My recipe is inspired by and adapted from a recipe of Patricia Wells, Zucchini Carpaccio from her book, Salads as a Meal: Healthy Main-Dish Salads for Every Season. The paper-thin sliced zucchini paired with avocado, pistachios and a lemon dressing was elegant and inspirational. Now, I do not see this as a salad entrée. I would be prowling in the pantry for munchies a couple of hours after dinner if it were. So, I adapted this salad to serve as a vegetable side dish and added corn.
To prepare the zucchini I used a Spiralizer and cut the zucchini noodles into smaller pieces. This made the salad easier to mix and eat. If you do not have a Spiralizer you can julienne the zucchini, or slice across the zucchini as thin as possible then, cut each slice in half or quarters. The point is to have the zucchini in extra thin pieces to reinforce zucchini delicate flavor. No big chunks in this salad.
Fresh herbs are another key ingredient in the salad and lemon thyme is a stand out feature. If you do not have lemon thyme, substitute basil or other fresh herb that pairs well with lemon. But use fresh herbs, dried herbs will not do the salad justice.

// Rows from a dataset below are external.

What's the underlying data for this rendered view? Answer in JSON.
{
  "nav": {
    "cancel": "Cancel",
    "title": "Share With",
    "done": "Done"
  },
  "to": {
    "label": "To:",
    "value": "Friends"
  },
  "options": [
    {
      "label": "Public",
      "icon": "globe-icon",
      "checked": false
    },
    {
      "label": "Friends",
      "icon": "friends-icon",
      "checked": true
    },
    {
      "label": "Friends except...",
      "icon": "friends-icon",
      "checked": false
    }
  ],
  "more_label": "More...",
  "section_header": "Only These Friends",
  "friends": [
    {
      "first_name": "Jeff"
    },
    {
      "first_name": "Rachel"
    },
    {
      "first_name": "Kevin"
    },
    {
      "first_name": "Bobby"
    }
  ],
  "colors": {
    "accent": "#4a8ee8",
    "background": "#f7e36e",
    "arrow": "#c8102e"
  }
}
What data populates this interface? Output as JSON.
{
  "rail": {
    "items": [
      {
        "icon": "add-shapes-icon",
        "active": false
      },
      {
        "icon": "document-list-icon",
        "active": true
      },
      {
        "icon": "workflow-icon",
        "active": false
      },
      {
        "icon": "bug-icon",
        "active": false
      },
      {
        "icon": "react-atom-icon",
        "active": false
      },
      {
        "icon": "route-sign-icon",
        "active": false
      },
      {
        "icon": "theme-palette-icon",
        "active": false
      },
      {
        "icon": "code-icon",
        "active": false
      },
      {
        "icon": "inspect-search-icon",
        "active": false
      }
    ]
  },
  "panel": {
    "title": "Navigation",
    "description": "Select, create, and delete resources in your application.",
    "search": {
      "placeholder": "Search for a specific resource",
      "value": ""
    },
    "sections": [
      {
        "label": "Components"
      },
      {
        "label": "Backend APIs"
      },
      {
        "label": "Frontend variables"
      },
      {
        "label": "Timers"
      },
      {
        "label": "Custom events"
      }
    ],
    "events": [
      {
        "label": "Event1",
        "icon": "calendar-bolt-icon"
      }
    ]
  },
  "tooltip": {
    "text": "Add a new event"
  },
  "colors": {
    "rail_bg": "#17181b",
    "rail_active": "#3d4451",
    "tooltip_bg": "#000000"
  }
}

Fresh Zucchini and Corn Salad with Avocado and Pistachio
- 1 TB fresh squeezed lemon juice
- Zest from half a lemon
- 3 TBS extra virgin olive oil
- 1/4 tea sea salt
- 2 medium fresh zucchinis
- 1 ear of fresh corn husked
- 1/2 ripe avocado chopped
- 1/4 cup pistachio nuts ruff chopped
- 1 TB fresh lemon thyme minced
For the Salad Dressing
In a small jar with a lib, or small bowl, mix together the lemon juice, lemon zest and sea salt until just combined. Add the olive oil and vigorously shake the jar with the lid tightly screwed on, or whisk with a fork in a bowl, until the salad dressing is well incorporated. Set aside.
Zucchini and Corn Salad
Clean and trim the ends of each zucchini. Use a Spiralizer to spiral cut the zucchini into noodles, or very thinly slice the zucchini across the zucchini then cut each piece in half or julienne the zucchini. If using the Spiralizer, cut the zucchini noodles into smaller lengths. Put the prepared zucchini into a medium mixing bowl.
Hold the ear of the corn at the pointed end and rest the stem end on a cutting board. (Cut the stem off so you can have a stable surface to rest the corn on.) Take a sharp chef knife and starting at the top of the corn cut down the length of the corn, scraping the knife against the cob, to cut off the corn kernels. Rotate the corn around and continue to cut the corn kernels off the entire ear of corn. Put the corn kernels in the bowl with the zucchini.
Add the chopped avocado and chopped pistachios to the bowl and gently mix to combine all the ingredients. Add the fresh herbs and salad dressing and mix to combine. If not planning to serving the salad right away, do not add the avocado and pistachios. Add these ingredients just before serving. Serve at room temperature.
If you do not have lemon thyme you can add basil or thyme. Any fresh herb that pairs well with lemon will work.